Written by Claudeth Mocon
THE aggressive civil-society campaign against tobacco use paid off, a regional tobacco control network said on Tuesday.
The group added, however, that “the war is far from over.”
The Bangkok-based Southeast Asia Tobacco Control Alliance (Seatca) also lauded the people of the Philippines for “not backing down in a major battle against tobacco use.”
“While the fight for a meaningful ‘sin’ tax bill is far from over, Filipinos have successfully sent a powerful message to their policy-makers: The people of the Philippines deserve—and will not settle for anything less than—a law that will truly protect public health,” Ulysses Dorotheo, Seatca Initiative on Tobacco Tax Project director, said.
The Bangkok-based Seatca noted how an aggressive civil-society campaign caused Sen. Ralph Recto on Monday to resign his position as chairman of the Senate’s Committee on Ways and Means.
Recto has resigned as the chairman of the committee after public-health advocates raised a howl over a committee version of the sin-tax bill reported out by Recto.
The advocates said the Recto version of the bill “watered down” the original bill. Former Sen. and Health Secretary Juan Flavier said the Recto version of the bill would essentially “preserve the status quo” in Philippine tobacco use.
“We fully support the public-health advocates, and urge them to be vigilant and steadfast, so as to move forward with the fight,” Seatca Director Bungon Ritthiphakdee said, adding that, “It is not an easy task to develop and put in place strong tobacco control legislation, but keeping in mind that it is for the greater good of your countrymen, then efforts to raise tobacco taxes and prices will not be in vain.”
Meanwhile, HealthJustice Project Manager Evita Ricafort, in a statement, said: “We consider Recto’s resignation a sign of progress—the deafening cry of civil society for a tax reform that will serve its purpose to save lives is being heard. We want the government to know that we will continue to guard the fort with them and ensure that public-health policies are free from the influence of the tobacco industry. After all, the interests of the government in protecting its people can never be reconciled with the interests of the tobacco industry to rake in profit.”

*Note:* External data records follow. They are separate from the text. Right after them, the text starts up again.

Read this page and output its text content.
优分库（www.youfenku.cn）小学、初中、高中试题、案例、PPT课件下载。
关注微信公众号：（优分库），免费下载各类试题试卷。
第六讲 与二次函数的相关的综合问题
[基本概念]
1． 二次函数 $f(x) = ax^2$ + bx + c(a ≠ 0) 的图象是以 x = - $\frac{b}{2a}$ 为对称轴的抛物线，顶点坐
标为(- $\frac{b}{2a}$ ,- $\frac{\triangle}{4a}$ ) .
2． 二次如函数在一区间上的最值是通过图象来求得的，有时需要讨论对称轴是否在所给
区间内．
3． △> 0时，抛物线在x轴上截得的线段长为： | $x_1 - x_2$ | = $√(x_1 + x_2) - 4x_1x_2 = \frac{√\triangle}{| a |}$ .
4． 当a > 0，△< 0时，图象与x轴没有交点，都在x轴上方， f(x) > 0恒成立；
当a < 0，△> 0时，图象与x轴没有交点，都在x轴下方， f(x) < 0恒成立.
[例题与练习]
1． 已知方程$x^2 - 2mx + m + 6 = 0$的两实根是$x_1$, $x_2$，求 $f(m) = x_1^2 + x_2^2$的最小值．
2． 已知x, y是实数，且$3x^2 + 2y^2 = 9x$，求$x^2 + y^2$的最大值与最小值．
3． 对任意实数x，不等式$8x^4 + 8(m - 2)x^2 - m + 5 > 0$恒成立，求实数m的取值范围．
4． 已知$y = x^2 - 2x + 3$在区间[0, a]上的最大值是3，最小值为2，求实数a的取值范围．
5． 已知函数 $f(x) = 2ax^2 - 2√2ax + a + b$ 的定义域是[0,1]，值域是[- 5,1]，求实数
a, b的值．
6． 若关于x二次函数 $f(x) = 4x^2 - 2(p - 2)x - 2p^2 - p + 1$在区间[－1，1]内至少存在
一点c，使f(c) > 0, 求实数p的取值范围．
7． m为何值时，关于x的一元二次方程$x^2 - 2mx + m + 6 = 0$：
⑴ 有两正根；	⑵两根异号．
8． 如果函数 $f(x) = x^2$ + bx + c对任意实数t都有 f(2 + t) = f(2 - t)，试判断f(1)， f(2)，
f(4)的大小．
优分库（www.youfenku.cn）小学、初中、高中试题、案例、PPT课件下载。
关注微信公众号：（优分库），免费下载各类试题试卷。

Seatca noted that “aggressive campaigns of the rich and powerful tobacco industry to misinform and spread lies has happened in other Association of Southeast Asian countries, but countries fought hard and were successful, because their governments were ultimately compelled to put public interest first over self and the tobacco industry. We are deeply concerned about events in the Philippines and how the tobacco industries blatantly try to meddle in government legislative processes, with the attempts to water down tax laws.”